Greatest Hits Radio Edinburgh, Lothians, Fife & Falkirk

Edinburgh; United Kingdom;
- Broadcast area: Edinburgh, The Lothians, Fife and Falkirk
- Frequency: DAB: 12D
- Branding: The Good Times Sound Like This Across Edinburgh, the Lothians and Fife

Programming
- Format: Classic Hits
- Network: Greatest Hits Radio

Ownership
- Owner: Bauer Media Audio UK
- Sister stations: Forth 1

History
- First air date: January 22, 1975
- Former names: Radio Forth Festival City Radio Max AM Forth AM Forth 2

Links
- Website: GHR Edinburgh, Lothians, Fife & Falkirk

= Greatest Hits Radio Edinburgh, Lothians & Fife =

Greatest Hits Radio Edinburgh, Lothians & Fife (formerly Forth 2) is an Independent Local Radio station based in Edinburgh, Scotland, owned and operated by Bauer as part of the Greatest Hits Radio network. It broadcasts to Edinburgh, The Lothians, Fife and Falkirk.

As of December 2023, the station has a weekly audience of 108,000 listeners according to RAJAR.

==History==

Entrance to Forth House in Forth Street, Edinburgh.

Forth 2 logo used from 2013 to 2015.

Radio Forth was launched on 22 January 1975 by its then managing director the late Richard Findlay. His opening speech included "This, for the very first time is Radio Forth". Steve Hamilton was the first on-air presenter, hosting the breakfast show.

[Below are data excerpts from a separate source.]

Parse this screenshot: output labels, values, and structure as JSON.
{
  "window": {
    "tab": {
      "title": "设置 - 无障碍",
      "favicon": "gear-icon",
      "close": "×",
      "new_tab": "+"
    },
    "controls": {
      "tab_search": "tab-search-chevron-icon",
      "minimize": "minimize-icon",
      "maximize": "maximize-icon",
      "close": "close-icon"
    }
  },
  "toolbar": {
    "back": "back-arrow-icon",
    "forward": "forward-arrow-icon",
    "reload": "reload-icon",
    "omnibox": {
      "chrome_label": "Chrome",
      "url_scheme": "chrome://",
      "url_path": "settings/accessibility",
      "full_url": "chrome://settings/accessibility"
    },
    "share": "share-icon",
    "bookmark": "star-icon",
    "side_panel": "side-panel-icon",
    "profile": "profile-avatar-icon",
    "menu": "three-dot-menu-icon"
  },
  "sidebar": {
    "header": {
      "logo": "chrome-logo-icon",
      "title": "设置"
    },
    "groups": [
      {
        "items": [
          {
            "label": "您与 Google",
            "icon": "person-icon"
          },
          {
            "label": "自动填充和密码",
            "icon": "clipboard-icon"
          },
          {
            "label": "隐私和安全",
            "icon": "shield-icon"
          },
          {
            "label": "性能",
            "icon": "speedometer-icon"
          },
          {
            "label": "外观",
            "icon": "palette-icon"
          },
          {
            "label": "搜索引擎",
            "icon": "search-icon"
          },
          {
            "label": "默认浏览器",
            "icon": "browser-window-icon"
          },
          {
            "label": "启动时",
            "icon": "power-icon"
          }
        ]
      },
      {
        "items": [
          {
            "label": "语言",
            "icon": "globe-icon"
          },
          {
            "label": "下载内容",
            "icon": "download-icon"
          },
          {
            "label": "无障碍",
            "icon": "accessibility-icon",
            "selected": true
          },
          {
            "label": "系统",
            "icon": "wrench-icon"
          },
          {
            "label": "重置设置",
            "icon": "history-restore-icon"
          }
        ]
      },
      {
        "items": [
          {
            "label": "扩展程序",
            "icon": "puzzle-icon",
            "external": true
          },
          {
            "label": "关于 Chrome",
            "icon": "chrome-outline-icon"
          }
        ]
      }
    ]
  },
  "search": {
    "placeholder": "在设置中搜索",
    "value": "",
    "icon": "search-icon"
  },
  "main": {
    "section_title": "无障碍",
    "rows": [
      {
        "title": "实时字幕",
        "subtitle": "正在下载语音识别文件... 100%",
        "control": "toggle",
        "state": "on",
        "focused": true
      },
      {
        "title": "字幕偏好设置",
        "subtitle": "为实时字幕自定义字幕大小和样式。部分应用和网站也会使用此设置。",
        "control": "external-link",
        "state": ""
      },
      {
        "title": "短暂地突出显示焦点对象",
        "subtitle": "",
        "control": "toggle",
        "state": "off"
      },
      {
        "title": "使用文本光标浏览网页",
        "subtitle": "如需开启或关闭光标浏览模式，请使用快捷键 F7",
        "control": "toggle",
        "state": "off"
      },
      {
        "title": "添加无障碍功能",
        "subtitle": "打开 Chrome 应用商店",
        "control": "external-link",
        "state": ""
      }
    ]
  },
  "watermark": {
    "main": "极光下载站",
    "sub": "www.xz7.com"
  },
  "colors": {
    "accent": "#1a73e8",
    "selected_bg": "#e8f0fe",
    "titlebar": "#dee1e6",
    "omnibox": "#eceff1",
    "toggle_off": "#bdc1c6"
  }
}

In 1990, Forth was forced to create a new station on its AM frequency. Before this, Radio Forth was broadcast as a single station on both FM and AM frequencies. The FM station was renamed Radio Forth RFM, with Donny Hughes broadcasting the first Breakfast Show from the newly revamped Studio F in Forth House. The station became known as Forth FM in 1993. The new AM station became "Max AM" which was later renamed Forth AM to match its sister station.

Logo used from 2015 to 2023

In 2000, both stations were relaunched as 97.3 Forth One and 1548 Forth 2. Many changes occurred at this time including new presenters and a new jingles package. Forth 2 was redesigned as an adult contemporary music station while Forth One continued to play Top 40 songs for the 35s and under.

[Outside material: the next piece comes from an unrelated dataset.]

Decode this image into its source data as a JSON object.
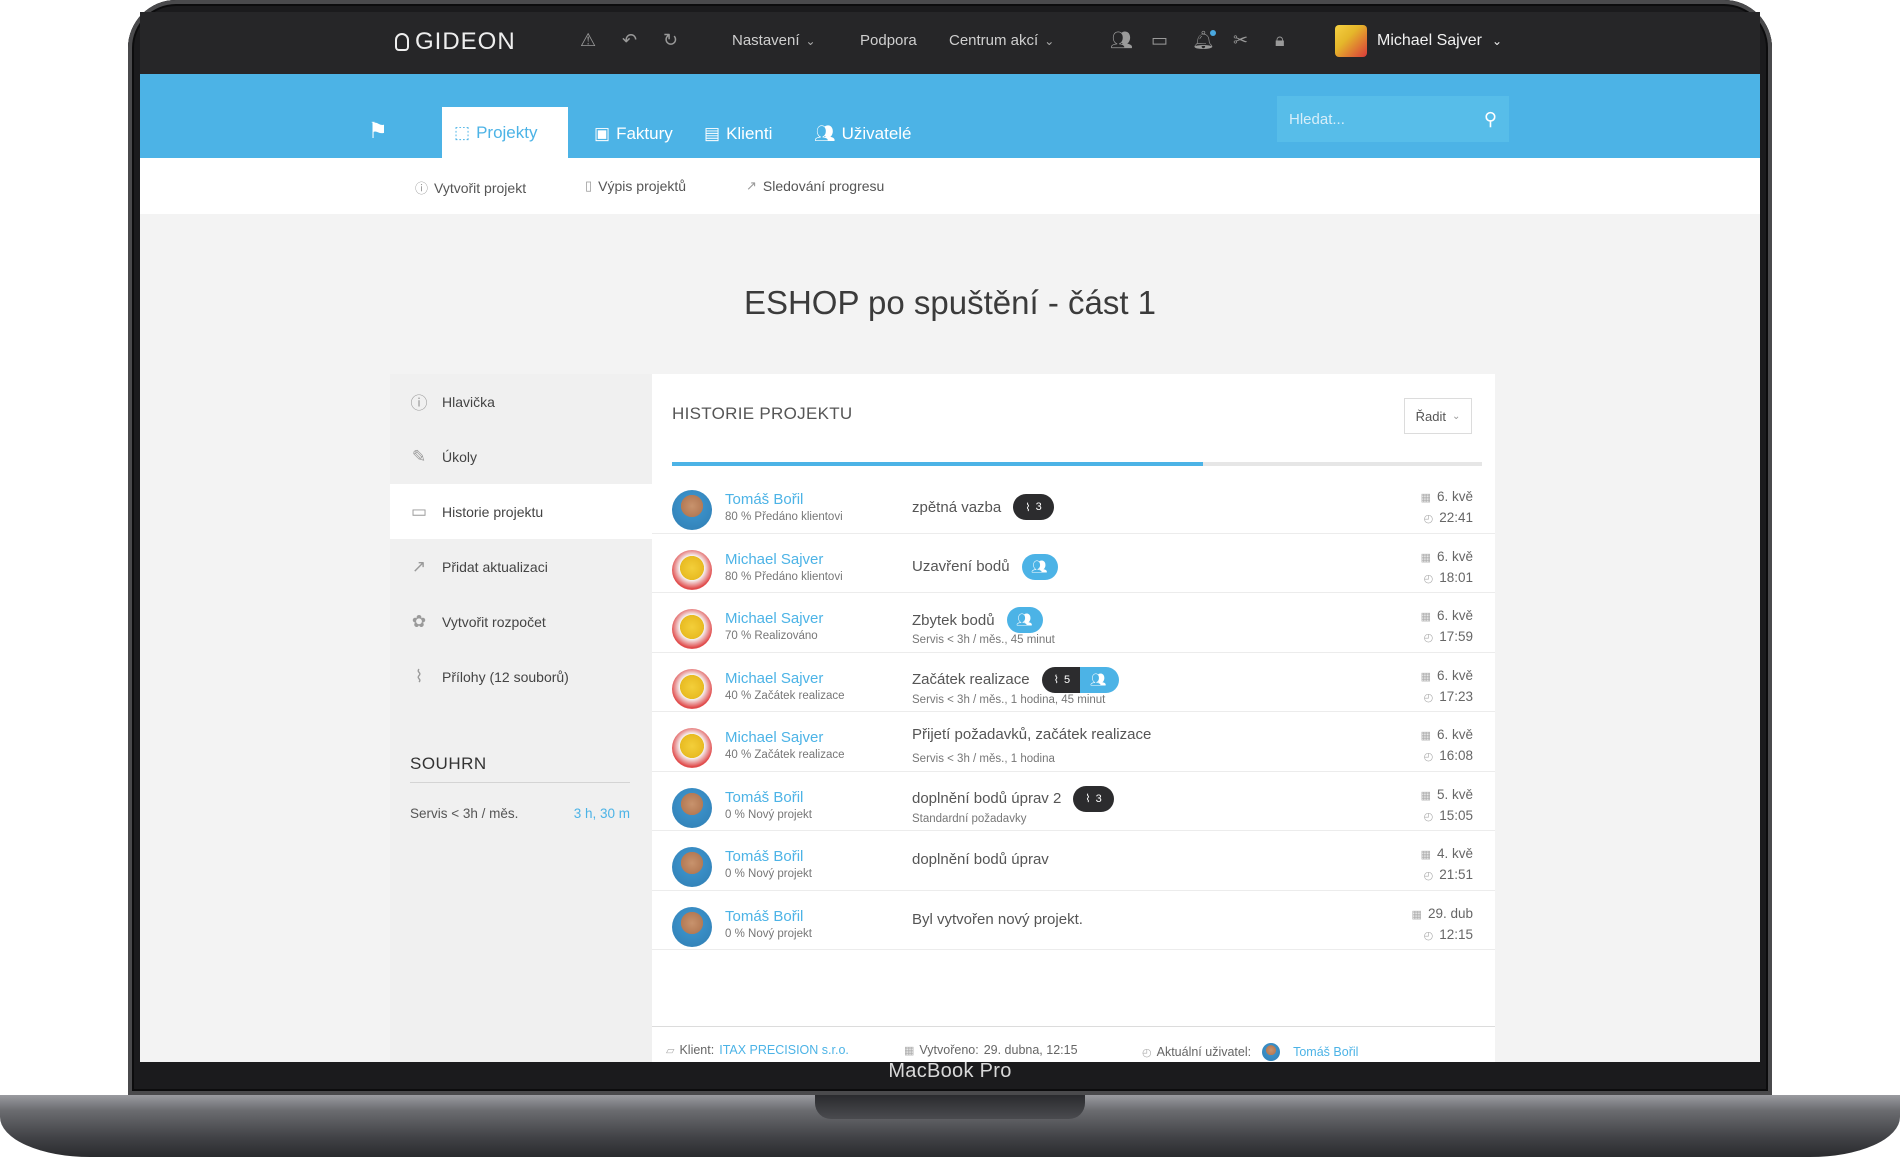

Radio Forth was owned by Scottish Radio Holdings until 23 June 2005 when British media group EMAP took over. In January 2008, EMAP Radio was sold to Bauer. The radio division was renamed Bauer Radio.

A new programming schedule was introduced on Monday 15 June 2009, consisting mostly of programming simulcast with Bauer's other AM stations in Scotland – Clyde 2 from Glasgow, Northsound 2 from Aberdeen, Tay 2 from Dundee and West Sound AM from Ayr. Forth 2 local programming was then restricted to breakfast shows, news bulletins and some specialist programming although the station also produced networked output on weekday evenings and Sunday mornings.

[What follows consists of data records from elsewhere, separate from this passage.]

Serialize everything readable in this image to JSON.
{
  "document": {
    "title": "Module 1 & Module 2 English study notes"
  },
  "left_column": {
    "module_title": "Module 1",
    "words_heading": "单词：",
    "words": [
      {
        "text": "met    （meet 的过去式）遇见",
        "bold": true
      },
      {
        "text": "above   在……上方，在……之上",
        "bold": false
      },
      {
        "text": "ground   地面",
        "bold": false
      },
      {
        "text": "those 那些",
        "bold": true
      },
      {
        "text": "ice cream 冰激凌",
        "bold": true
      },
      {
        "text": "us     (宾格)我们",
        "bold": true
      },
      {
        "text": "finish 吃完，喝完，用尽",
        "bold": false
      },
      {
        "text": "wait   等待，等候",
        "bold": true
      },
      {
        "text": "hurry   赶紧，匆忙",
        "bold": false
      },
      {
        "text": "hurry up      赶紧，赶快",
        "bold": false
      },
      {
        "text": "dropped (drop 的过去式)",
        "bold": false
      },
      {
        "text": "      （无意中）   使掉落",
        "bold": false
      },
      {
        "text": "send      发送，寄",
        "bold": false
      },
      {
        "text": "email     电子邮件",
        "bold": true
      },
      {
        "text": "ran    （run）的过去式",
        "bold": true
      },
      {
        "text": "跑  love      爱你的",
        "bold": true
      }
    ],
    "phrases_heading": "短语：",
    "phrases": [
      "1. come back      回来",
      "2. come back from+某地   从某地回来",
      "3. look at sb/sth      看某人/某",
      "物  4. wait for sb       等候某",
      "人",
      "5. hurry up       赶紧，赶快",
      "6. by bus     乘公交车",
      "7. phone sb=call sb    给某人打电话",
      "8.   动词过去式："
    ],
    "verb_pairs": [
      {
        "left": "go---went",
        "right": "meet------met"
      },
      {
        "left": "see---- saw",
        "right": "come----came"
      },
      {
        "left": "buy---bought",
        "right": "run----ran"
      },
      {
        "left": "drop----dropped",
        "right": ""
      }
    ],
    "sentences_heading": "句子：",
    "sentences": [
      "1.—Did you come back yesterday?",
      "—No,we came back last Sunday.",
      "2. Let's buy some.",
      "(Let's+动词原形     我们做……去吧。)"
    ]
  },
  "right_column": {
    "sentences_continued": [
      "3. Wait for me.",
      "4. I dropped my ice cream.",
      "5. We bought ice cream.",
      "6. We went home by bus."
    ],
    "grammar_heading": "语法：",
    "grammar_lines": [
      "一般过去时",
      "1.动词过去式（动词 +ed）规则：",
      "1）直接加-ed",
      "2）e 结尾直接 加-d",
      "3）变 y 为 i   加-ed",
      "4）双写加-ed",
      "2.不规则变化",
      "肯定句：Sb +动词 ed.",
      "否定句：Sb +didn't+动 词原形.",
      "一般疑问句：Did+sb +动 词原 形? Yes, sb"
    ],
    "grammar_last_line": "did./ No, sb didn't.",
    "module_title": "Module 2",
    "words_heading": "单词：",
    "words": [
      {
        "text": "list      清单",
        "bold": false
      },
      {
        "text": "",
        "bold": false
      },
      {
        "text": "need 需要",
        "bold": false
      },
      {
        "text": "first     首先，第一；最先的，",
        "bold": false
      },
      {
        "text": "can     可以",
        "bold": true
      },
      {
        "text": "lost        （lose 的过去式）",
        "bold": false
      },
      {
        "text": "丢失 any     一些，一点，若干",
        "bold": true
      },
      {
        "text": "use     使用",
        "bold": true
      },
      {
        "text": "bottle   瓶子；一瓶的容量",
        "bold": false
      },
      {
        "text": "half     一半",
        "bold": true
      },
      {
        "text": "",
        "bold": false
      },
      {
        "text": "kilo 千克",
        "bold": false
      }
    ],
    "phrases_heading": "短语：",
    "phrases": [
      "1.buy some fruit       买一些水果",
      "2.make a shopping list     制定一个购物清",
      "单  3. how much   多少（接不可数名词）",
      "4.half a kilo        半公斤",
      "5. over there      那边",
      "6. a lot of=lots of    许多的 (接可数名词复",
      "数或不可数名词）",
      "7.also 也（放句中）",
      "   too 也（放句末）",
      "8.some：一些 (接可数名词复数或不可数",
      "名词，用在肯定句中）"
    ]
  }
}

On 3 June 2013, station owners Bauer Radio announced Forth 2 would axe its remaining local programming with the weekday breakfast show, presented by Bob Malcolm, replaced with a networked show hosted by Robin Galloway from Monday 1 July 2013 across Bauer's network of AM stations in Scotland. The station became part of the Bauer City 2 network on Monday 5 January 2015.

On 17 June 2022, Forth 2 along with sister station Forth 1, moved into new studios in St James Quarter, Edinburgh, after leaving their long term home in Forth House.

On 12 November 2023, it was announced that the station would cease broadcasting on medium wave before the end of the year, but would continue on DAB.

==Programming==

Much of the station's programming was produced in Greatest Hits Radio's studios in Dundee, Glasgow and Edinburgh.

Some output is produced from GHR's Birmingham, London and Manchester studios and broadcast on both networks in Scotland and England.

===News===
Forth 2 broadcast local news bulletins hourly from 6am to 7pm on weekdays and from 7am to 1pm at weekends. Headlines were broadcast on the half hour during weekday breakfast and drivetime shows, alongside sport and traffic bulletins.

National bulletins from Sky News Radio were carried overnight with bespoke networked Scottish bulletins at weekends, produced from Radio Clyde's newsroom in Clydebank.